One of our worst contradictions is that we want to be unique and original, while expecting everyone else to think and even feel just as we do. As soon as we’re faced with a disagreement, even over the most mundane subjects, such as a movie we love or a song we hate, our democratic and enlightened façade is gone. From soccer to religion, we are intolerant: not only do we want everyone else to believe in our god, but also perceive him in the same way.
Our minds don’t trust people who are different, with whom we do not identify or who we do not understand. Emotionally, we don’t tolerate difference because it makes us feel alone and vulnerable. A minor disagreement over an irrelevant issue can create a chasm between people, especially if they honestly believe in what they’re saying and are sure they’re right.
Relationships can only survive when we notice how rich it is to encounter with different ways of thinking. Everyone claims to be tolerant and understanding, but the truth is that most people feel insulted by differences and disagreements; this is the root of bigotry, that is to say, hasty and negative generalizations we make. Maybe none of us are completely free, or even aware, of our own prejudices, whether racial, religious, political or intellectual, which are revealed when we shame and make fun of others whose difference disturbs us. These insults are used to hide the truth: we are disguising our inferiority feelings with a show of contempt for others.

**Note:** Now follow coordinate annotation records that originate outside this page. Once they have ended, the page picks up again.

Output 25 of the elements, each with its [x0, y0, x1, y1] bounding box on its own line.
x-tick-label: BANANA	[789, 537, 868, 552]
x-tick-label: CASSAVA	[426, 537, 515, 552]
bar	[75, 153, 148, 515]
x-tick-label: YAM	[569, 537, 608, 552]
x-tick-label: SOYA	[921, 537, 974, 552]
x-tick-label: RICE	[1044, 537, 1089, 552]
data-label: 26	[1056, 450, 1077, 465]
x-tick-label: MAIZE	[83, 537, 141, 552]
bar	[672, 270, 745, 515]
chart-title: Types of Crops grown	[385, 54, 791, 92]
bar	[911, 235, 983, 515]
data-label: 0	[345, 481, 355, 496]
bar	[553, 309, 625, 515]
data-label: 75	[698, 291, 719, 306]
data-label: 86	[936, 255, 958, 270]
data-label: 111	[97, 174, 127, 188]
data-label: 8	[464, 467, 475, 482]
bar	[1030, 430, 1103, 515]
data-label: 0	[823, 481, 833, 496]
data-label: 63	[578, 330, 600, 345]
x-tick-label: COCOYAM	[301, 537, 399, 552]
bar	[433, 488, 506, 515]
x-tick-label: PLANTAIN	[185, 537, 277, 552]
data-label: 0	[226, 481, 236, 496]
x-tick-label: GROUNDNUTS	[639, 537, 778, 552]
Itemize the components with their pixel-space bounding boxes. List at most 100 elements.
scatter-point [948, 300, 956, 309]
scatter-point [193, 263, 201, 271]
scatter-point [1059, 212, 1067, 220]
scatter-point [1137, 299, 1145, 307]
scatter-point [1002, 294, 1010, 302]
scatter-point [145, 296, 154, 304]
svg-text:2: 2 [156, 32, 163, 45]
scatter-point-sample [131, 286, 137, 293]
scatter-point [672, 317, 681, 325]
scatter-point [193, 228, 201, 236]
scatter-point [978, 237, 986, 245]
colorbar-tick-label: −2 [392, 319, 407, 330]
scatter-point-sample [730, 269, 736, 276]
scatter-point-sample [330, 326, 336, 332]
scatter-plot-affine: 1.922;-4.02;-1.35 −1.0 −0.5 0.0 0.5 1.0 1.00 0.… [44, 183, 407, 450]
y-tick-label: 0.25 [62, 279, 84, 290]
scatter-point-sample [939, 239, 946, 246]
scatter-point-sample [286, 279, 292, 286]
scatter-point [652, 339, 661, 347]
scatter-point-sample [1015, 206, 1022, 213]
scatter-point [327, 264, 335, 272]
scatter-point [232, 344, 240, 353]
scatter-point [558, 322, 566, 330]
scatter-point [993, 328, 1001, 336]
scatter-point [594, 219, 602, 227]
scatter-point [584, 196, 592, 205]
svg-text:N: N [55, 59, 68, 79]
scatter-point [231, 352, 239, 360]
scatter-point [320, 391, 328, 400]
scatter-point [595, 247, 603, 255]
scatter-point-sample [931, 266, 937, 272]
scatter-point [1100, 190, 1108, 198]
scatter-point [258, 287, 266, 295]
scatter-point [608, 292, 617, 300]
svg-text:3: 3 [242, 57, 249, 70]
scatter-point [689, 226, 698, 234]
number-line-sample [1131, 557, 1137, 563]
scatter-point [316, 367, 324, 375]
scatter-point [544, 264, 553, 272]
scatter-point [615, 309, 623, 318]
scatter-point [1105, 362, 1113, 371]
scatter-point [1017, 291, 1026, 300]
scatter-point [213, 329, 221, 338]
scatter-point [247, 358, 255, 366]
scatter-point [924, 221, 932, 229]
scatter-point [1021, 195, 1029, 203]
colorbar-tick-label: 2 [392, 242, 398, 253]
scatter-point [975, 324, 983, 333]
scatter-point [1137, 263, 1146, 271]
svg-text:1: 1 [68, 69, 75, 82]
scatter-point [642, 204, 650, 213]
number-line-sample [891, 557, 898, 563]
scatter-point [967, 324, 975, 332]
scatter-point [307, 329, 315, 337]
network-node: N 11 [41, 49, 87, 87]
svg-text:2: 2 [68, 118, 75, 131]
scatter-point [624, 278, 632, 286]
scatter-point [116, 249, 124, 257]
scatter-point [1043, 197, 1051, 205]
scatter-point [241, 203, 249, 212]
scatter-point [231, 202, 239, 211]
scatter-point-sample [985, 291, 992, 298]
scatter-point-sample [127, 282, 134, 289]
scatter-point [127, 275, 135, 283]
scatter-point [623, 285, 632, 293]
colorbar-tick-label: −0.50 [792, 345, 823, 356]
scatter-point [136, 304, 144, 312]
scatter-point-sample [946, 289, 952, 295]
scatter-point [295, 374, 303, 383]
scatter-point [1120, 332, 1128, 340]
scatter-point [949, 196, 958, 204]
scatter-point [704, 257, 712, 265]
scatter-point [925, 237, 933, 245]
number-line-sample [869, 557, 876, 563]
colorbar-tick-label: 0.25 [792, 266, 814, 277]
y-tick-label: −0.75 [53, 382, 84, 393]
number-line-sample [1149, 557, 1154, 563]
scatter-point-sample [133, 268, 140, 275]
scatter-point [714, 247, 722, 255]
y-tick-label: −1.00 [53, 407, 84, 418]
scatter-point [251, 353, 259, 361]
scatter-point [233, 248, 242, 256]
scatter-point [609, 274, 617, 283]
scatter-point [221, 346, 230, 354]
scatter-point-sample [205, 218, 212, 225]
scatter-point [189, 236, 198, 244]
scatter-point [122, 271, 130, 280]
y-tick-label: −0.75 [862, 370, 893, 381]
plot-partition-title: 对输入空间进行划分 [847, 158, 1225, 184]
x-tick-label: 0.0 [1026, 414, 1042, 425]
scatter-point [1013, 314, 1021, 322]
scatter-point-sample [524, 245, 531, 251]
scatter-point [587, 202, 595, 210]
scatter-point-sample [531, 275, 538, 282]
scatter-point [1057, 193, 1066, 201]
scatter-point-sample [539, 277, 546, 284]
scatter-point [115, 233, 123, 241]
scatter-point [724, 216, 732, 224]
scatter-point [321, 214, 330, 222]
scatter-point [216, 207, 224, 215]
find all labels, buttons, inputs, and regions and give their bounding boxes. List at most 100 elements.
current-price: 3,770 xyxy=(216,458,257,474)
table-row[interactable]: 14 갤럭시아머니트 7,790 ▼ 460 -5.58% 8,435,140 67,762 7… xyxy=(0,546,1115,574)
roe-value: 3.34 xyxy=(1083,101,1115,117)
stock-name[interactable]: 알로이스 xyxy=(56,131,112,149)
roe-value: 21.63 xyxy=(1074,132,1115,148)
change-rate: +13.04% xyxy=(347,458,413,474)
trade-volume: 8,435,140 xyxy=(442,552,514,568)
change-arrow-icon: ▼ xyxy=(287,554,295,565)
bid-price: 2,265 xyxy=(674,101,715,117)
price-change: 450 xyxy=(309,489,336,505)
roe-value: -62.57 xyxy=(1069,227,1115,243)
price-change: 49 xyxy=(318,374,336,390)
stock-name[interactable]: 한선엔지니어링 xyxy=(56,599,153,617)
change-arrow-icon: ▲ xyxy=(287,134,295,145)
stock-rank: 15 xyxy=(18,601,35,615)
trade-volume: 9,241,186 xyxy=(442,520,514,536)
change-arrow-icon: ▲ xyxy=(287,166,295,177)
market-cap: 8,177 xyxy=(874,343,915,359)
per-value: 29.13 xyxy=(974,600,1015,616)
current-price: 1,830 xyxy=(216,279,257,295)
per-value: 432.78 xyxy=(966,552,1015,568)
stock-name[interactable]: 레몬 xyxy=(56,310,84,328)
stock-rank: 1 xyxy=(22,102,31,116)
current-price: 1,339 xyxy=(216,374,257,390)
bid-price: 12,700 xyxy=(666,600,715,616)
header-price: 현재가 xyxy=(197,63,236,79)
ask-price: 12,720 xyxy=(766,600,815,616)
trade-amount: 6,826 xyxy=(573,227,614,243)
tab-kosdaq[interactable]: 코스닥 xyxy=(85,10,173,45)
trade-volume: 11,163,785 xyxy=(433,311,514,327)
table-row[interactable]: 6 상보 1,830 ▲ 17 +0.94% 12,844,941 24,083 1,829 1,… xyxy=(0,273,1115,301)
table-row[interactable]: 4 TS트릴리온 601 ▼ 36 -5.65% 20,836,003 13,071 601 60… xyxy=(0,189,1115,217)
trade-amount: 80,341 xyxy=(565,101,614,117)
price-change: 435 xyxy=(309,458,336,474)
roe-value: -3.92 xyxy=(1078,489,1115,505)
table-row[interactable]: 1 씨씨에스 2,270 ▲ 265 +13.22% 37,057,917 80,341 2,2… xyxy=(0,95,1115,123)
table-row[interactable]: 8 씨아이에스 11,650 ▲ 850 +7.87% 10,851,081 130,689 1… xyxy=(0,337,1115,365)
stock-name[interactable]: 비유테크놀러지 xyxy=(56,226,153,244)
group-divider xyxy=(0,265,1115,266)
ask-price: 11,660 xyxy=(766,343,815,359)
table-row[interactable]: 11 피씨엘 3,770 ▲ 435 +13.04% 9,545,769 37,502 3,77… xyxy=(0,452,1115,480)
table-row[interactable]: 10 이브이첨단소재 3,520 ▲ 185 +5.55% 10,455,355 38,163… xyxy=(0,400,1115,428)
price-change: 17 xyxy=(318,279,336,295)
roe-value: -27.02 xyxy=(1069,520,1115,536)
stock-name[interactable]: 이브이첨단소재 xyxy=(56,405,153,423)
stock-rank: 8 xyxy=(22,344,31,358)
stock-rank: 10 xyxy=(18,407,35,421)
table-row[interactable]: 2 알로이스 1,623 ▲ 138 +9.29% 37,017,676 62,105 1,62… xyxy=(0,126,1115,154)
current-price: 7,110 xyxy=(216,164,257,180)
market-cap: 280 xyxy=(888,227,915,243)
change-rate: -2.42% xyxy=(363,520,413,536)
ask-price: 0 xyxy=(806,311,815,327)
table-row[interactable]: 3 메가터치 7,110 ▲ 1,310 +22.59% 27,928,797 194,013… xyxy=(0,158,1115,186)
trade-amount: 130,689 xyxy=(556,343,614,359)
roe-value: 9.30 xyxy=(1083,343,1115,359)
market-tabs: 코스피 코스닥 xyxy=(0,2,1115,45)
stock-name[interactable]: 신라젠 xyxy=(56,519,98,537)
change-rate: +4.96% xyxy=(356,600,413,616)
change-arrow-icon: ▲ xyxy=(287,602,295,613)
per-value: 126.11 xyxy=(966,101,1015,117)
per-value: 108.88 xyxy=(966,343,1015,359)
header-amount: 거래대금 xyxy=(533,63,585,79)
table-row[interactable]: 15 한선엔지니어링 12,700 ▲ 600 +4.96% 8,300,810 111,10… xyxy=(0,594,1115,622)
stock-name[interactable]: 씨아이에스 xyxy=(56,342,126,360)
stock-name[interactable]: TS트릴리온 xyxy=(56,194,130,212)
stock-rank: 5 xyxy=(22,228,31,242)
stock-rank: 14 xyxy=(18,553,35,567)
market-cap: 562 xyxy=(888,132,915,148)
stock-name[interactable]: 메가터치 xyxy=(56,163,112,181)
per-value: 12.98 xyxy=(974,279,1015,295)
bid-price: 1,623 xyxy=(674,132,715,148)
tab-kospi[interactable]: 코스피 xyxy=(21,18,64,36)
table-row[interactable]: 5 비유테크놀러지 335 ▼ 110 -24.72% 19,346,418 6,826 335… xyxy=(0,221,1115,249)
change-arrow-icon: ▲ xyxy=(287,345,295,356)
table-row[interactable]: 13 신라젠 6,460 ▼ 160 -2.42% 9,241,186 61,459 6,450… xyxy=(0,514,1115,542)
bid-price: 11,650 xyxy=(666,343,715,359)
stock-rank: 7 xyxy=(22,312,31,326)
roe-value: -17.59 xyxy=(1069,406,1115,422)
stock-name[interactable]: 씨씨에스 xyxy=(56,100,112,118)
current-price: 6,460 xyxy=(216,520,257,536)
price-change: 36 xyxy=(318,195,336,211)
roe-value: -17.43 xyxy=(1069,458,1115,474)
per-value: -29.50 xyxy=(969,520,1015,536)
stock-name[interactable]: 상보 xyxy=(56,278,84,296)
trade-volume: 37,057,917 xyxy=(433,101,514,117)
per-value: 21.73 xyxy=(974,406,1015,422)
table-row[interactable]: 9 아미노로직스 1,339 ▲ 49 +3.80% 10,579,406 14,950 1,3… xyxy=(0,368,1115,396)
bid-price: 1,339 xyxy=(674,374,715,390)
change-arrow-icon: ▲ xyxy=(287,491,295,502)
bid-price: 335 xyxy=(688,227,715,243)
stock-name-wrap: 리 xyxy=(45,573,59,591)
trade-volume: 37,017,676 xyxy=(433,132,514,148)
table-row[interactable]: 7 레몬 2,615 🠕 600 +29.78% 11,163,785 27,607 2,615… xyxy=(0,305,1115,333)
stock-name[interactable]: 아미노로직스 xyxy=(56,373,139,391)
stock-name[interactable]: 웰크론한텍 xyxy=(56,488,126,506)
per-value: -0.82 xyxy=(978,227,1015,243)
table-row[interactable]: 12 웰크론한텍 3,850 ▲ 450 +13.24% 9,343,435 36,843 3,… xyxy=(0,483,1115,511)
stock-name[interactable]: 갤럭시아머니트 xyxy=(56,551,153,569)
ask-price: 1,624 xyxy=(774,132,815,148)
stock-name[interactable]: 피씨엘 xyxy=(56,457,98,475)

We tend to evaluate people and compare ourselves to them, so inevitably, we come to the conclusion that some people are better than others; we never even consider that they might just be different. We judge according to our personal standards, and don’t want to understand other people, or their standards; after all, that would mean we’d have to reevaluate our own. As long as we keep thinking this way, we’ll make the same mistakes: we feel pride, when we believe we are on top, and envy, when we don’t. This vicious cycle has terrible consequences; and one example is the war of the sexes. Men and women are considerably different, from how they think to their anatomy, and since men declared their superiority over women, based on their standards, they’ve been spending a lot of energy trying to prove their supremacy – which would be unnecessary, if men really believed they’re better than women. Feminism, however, hasn’t helped that much in freeing our thoughts from the need to evaluate and rank who is better. Women are not inferior, nor the same as men. They are different. But these differences do not have to be measured as better or worse; they must just be respected.